Because it is temporary, a permanent structure can be built if the business is successful and the containers could be moved to a different location, such as Chaffee Crossing, in a few years, Hanna said.
The CBID board unanimously approved a variance to allow the containers to be used. Hanna will now have to go before the Fort Smith Planning and Zoning Commission/Board of Zoning Adjustment with a variance application. The proposed site for the metal containers is in a Planned Zoning District that requires a minimum of 80% high-quality materials on facades. Shipping containers are 0% high quality material, Hanna said. That variance application will be considered at the planning and zoning commission’s Dec. 10 meeting. If the variance is approved, the containers would be placed at the area around the first of the year with the bike sharing hub opening for business around Jan. 15, Hanna said.
In other business the CBID board agreed to proceed with drawing up a petition for assessment on property within the district. The board voted Aug. 20 to proceed with plans for property assessment within the district, a move they hoped would allow the board to do more things to improve the downtown area of Fort Smith.
According to state law, there are two types of assessments that can be levied against real property inside a city’s improvement district – a project/improvement-specific assessment, levied to fund a “specific ‘plan of improvement,’” or a supplemental annual assessment to be used for ongoing operations or maintenance activities, Deputy City Administrator Jeff Dingman said in a memo to the board dated Aug. 16.
Bill Hanna, CBID board chair, said the Fort Smith CBID is one of the few in the state not funded by an assessment. Based on property valuations as of July 28, each 1-mill assessment on properties within the CBID would amount to $38,834.47 in annual operating revenue, Dingman said.
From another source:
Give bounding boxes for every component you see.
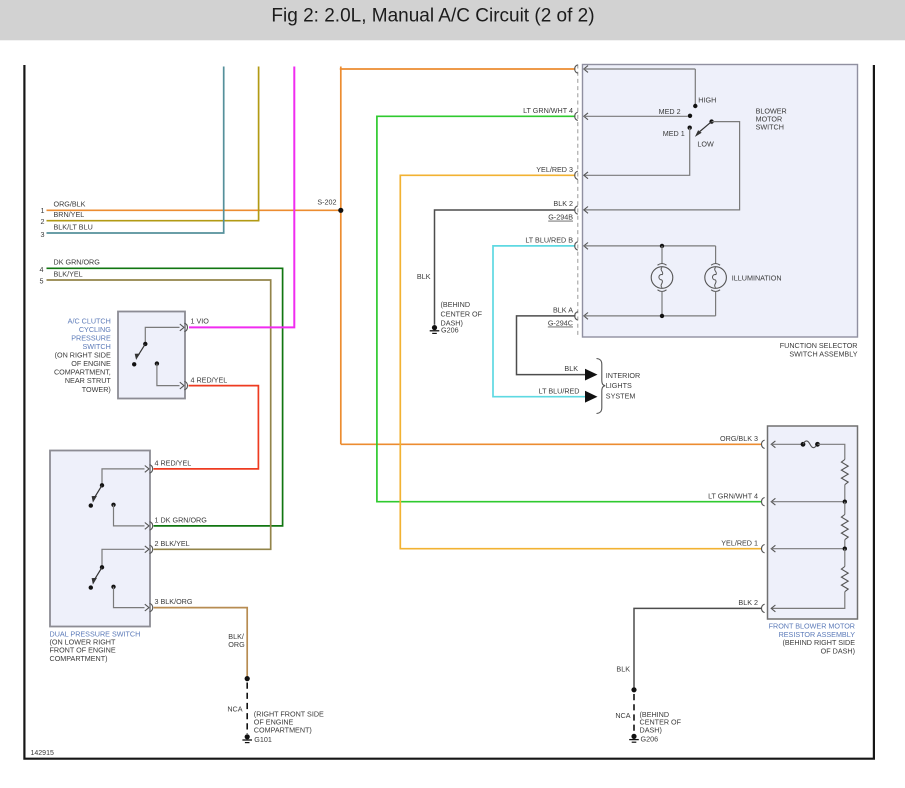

An 8-mil assessment would mean approximately $310,657 in annual funding for the district.
Before an assessment can be levied, more than 50% of property owners in the district must sign a petition agreeing to an assessment. The CBID board would then present that petition and the plan to the Fort Smith City Board of Directors. Dingman said under the state law if the CBID has the required signatures on the petition, the city’s BOD would be compelled to approve the assessment as an ordinance.
The board plans to use monies garnered from an assessment to fund an ambassador program that would hire off-duty police officers as part of a Safety and Security program for downtown. That program would cost about $136,000 annually, according to a proposed operating budget. The assessment would also fund a Green and Clean project that would include streetscape maintenance and landscaping, which could incorporate care of flowerbeds as well as pruning and possible replacement of trees, cleaning and repairs to benches, lighting and trash receptacles, litter control, conversion of lights along Garrison Avenue to LED and more, Dingman said. A final cost projection for the Green and Clean program was not available Tuesday.
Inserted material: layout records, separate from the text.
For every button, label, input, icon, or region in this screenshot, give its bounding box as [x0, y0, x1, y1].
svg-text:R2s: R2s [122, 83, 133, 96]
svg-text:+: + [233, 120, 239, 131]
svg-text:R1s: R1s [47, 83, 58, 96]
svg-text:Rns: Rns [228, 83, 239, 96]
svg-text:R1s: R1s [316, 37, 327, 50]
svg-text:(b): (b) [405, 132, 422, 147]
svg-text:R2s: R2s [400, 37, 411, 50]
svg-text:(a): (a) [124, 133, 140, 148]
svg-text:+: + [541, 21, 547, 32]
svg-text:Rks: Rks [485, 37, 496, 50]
Board members also had questions whether not-for-profit organizations owning property in the district, such as churches and Baptist Health-Fort Smith, would have their property assessed. A “significant” amount of property in the district is owned by not-for-profit organizations, Sam Sicard, board member noted. That question will be posed to an attorney when the petition is being drafted, the board decided. The answer could affect the amount of the assessment. The board is leaning toward an 8-mil assessment.